Azure / amqpnetlite

AMQP 1.0 .NET Library
Apache License 2.0
401 stars 143 forks source link

NotifyClosed not being called on connection loss detected by HeartBeat because state remains in ConnectionState.CloseSent #460

Closed ldruschk closed 3 years ago

ldruschk commented 3 years ago

I am trying to detect connection losses by using the HeartBeat. To simulate the connection loss during test I use iptables to block all incoming and outgoing traffic on the server. I have configured the HeartBeat using factory.AMQP.IdleTimeout = 5000.

After adding some debug prints in Connection.cs and AmqpObject.cs, I found out that doing this leads to the HeartBeat properly detecting the connection loss and calling closeInternal here: https://github.com/Azure/amqpnetlite/blob/762616b2244433495c09e35d8f0d54cb8415bf70/src/Connection.cs#L883

However, the callback registered using AddClosedCallback is never called.

The source code of closeInternal is here: https://github.com/Azure/amqpnetlite/blob/762616b2244433495c09e35d8f0d54cb8415bf70/src/AmqpObject.cs#L181

I also added a print to OnClose, which returns false because the ConnectionState is CloseSent and not End. However, since the server is "dead", the client will never receive a response and thus remains in the state CloseSent without ever notifying the client application.

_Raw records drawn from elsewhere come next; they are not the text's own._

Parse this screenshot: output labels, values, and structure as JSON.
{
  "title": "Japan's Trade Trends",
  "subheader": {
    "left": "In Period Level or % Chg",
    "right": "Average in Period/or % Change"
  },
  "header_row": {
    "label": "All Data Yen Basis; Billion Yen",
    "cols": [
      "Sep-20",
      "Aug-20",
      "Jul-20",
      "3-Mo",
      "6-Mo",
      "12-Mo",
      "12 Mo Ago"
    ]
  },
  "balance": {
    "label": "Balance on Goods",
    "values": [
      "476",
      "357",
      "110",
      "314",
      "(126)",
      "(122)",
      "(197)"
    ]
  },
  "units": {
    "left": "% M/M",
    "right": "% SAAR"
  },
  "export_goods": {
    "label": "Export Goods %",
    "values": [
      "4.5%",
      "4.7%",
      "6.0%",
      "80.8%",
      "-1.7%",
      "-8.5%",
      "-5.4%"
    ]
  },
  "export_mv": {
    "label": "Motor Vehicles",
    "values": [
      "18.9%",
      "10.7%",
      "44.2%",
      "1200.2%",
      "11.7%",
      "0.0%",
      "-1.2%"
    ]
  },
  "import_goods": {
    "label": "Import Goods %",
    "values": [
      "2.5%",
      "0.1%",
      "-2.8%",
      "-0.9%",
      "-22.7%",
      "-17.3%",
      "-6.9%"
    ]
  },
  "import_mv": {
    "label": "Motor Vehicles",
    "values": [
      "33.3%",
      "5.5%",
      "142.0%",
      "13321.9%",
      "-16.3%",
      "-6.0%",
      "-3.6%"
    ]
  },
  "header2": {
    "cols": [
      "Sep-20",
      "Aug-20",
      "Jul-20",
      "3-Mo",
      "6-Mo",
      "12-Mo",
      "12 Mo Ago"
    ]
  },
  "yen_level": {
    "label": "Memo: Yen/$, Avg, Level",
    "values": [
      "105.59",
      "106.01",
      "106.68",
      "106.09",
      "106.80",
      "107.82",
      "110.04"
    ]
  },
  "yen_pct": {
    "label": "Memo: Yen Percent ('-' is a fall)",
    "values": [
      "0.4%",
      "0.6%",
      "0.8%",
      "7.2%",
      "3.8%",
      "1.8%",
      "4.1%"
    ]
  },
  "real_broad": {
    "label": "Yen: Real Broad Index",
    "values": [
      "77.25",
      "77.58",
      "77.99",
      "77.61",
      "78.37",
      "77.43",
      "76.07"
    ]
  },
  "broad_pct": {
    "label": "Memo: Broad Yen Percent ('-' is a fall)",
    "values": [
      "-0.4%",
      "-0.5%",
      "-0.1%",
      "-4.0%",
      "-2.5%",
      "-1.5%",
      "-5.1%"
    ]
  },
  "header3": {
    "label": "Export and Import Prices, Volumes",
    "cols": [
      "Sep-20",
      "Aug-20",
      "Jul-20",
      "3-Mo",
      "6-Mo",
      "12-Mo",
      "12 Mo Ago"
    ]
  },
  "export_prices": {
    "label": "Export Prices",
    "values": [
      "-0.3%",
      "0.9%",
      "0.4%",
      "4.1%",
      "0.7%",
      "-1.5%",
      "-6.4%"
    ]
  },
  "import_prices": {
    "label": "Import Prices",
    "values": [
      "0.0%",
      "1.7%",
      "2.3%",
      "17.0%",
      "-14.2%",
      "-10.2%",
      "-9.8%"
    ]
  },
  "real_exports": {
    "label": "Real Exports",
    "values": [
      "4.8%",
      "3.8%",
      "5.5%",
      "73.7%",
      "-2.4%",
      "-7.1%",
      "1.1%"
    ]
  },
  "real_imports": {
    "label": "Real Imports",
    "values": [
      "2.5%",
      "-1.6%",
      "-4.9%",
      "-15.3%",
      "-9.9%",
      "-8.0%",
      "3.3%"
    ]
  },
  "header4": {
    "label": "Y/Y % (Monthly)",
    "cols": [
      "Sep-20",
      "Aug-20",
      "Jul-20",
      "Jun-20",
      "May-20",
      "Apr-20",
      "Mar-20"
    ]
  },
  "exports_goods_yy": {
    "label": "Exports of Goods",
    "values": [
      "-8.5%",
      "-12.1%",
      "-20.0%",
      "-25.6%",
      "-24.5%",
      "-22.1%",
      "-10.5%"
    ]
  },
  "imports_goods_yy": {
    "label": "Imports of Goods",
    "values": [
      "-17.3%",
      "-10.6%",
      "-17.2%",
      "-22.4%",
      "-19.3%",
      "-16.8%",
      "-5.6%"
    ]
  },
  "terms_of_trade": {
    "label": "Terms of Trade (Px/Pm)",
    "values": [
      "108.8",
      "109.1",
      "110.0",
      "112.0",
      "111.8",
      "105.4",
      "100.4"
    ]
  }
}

I am not sure if this is intended behavior, since it could be argued that the connection is not considered closed unless both, the client and the server, have sent a close frame. However, this raises the question how a connection breakdown such as this is intended to be noticed and resolved by the client application. As far as I can tell, there is no relevant event/callback which would notify the client application about the state switching to CloseSent, at which point a new connection would need to be established for any future messages anyways regardless of whether the server does acknowledge the close or not.

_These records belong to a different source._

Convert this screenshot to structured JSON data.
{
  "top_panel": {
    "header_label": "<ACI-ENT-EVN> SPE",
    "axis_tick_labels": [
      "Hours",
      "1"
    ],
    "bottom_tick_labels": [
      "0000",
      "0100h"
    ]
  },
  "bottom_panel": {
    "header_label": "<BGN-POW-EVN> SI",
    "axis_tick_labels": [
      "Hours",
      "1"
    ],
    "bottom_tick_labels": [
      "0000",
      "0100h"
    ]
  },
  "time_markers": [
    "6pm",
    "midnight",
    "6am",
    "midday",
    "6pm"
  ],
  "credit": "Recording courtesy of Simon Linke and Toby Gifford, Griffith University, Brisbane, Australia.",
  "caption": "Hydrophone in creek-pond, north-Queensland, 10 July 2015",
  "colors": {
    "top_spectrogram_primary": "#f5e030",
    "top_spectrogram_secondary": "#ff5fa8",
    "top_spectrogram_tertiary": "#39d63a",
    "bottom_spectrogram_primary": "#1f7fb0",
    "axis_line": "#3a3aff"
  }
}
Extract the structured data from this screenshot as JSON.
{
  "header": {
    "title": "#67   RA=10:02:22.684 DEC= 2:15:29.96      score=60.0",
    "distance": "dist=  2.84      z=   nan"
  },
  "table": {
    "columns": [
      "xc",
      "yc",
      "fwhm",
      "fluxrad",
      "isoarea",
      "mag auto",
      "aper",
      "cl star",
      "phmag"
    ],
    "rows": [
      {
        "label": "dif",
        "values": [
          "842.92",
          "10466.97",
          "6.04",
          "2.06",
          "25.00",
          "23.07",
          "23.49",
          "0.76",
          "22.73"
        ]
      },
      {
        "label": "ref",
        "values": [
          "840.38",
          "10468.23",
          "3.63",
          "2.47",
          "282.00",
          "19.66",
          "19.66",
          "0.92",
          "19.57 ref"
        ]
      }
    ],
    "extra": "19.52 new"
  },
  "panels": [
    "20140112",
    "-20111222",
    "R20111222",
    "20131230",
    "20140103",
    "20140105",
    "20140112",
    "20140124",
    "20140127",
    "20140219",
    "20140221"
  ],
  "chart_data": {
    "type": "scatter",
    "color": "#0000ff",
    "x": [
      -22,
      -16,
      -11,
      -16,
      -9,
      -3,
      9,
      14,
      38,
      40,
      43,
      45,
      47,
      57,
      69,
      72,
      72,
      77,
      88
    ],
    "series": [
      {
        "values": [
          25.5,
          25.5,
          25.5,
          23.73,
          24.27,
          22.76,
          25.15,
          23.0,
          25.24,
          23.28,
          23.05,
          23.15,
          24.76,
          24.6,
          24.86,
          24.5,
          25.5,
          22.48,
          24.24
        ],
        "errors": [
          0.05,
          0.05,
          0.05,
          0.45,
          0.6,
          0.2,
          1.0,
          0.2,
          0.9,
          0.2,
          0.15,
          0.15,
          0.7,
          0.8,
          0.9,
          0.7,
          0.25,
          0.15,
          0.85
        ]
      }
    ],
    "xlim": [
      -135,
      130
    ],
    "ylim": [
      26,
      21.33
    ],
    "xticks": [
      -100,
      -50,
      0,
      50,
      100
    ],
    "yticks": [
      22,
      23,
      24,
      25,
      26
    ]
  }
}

I would appreaciate any pointers towards the intended way to deal with such scenarios.

xinchen10 commented 3 years ago

In this case, the socket never failed the I/O operation? The assumption is that there will be a response from the remote peer or there will be a I/O exception from the socket. Maybe the connection should have a time limit for waiting for the response and abort everything if it is not received within that time.

ldruschk commented 3 years ago

I ran some more tests and here is what I observed:

The SendAsync function on the SenderLink using the broken connection throws a System.TimeoutException after one minute, however, this does not trigger the OnClosed callback.

The OnClosed-Callback is finally triggered after over 16 minutes:

Exception while receiving message: Amqp.AmqpException: Unable to read data from the transport connection: Connection timed out.

I would assume this is related to the OS-specific TCP-settings, this was tested on the current Arch Linux version without any modifications made to the TCP parameters.

So while the original issue is not 100% correct since the callback is eventually called, I believe something like a time limit on waiting for the response like you suggest would still be a good idea.

xinchen10 commented 3 years ago

Added a 20 seconds timer for waiting for response.